Dieser Formenreichtum setzt sich auch im nicht minder prachtvollen Inneren des Gebäudes fort. An den Seiten jeweils von einer Reihe echter – konservierter – Palmen flankiert, entsteht bereits in der Eingangshalle der Eindruck eines orientalischen Palastes. Wandnischen nehmen dabei die gitterartig durchbrochenen Dekorationen der Mashrabiyas auch in der Halle auf. Es ist ein Traumschloss mit Säulen, deren Schäfte im unteren Bereich mit schimmernden blauen und goldenen Mosaiksteinen verkleidet sind. Sie flankieren das Foyer und unterstreichen dessen Wirkung als einer gebauten Oase. Zusätzlich überqueren Brücken die Halle und verbinden dabei auf unterschiedlichen Höhen die Arbeitsbereiche der Botschaft miteinander, die sich rechts und links der Eingangshalle anschließen. In den Büros herrscht anstelle der fast märchenhaft anmutenden orientalischen Pracht die klare Funktionalität internationaler Standards.

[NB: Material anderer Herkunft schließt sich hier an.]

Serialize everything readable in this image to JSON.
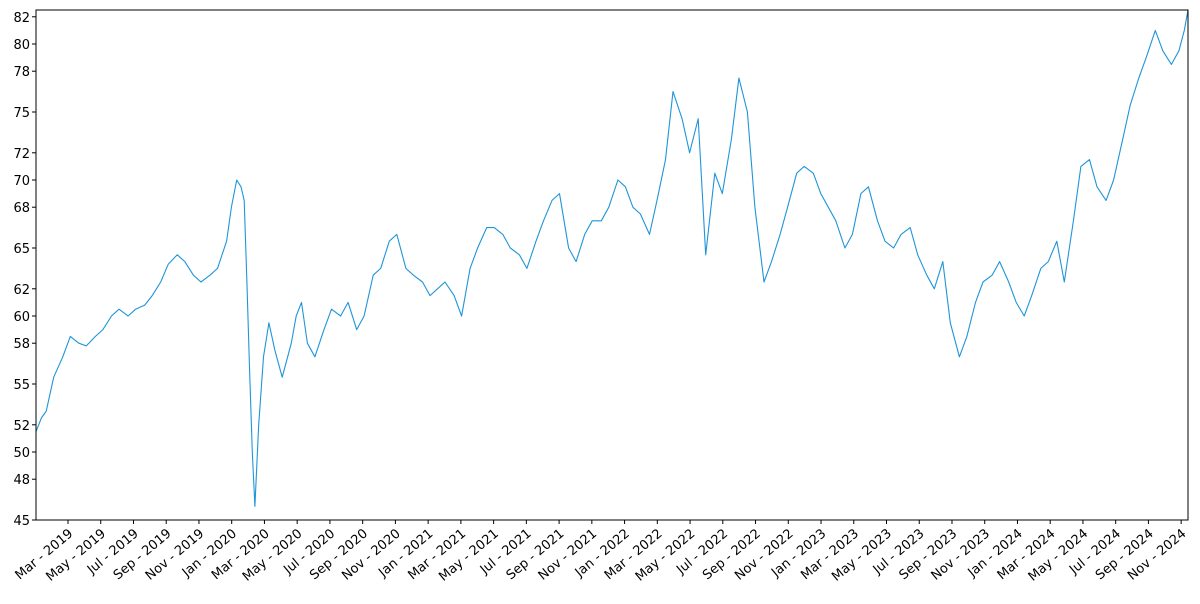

Die lang gestreckte Empfangshalle mündet in einer runden Halle vor dem eigentlichen Festsaal. Auch sie ist von Palmen und Säulen flankiert. Bekrönt wird der Raum mit einer Kuppel aus farbigem Glas. Schwere Holzportale führen in den großen, quer gelagerten Festsaal, der den Abschluss der repräsentativen Raumflucht der Botschaft bildet. An drei Seiten durch ein zusätzliches Galeriegeschoss eingefasst, öffnet er sich mit weiten Fensterflächen zum Garten. Getragen wird die Galerie von Säulen mit vergoldeten Palmenkapitellen. Zusätzlich bilden zwei gewaltige Säulen mit abwechselnd goldenem und rotem Muster, das sich spiralförmig emporschraubt, den Blickfang des Raumes und rahmen dabei die Eingangsachse. Ergänzt wird die opulente Dekoration des Festsaales mit seinem gewaltigen farbigen Teppich durch die Wappen der VAE, die sich oberhalb jeder Säule finden. Sie zeigen in arabischer Tradition einen goldenen Falken, das Emblem des Kuraisch-Stammes, dem der Prophet Mohammed angehörte. Auf seiner Brust trägt der Falke ein rotes Medaillon mit einer arabischen Dhau, einem Segelschiff. Auch das ist eine Anlehnung an die Tradition, erinnert es doch an jene Zeit, als die Bewohner der heutigen VAE noch als Seefahrer und Perlenfischer lebten.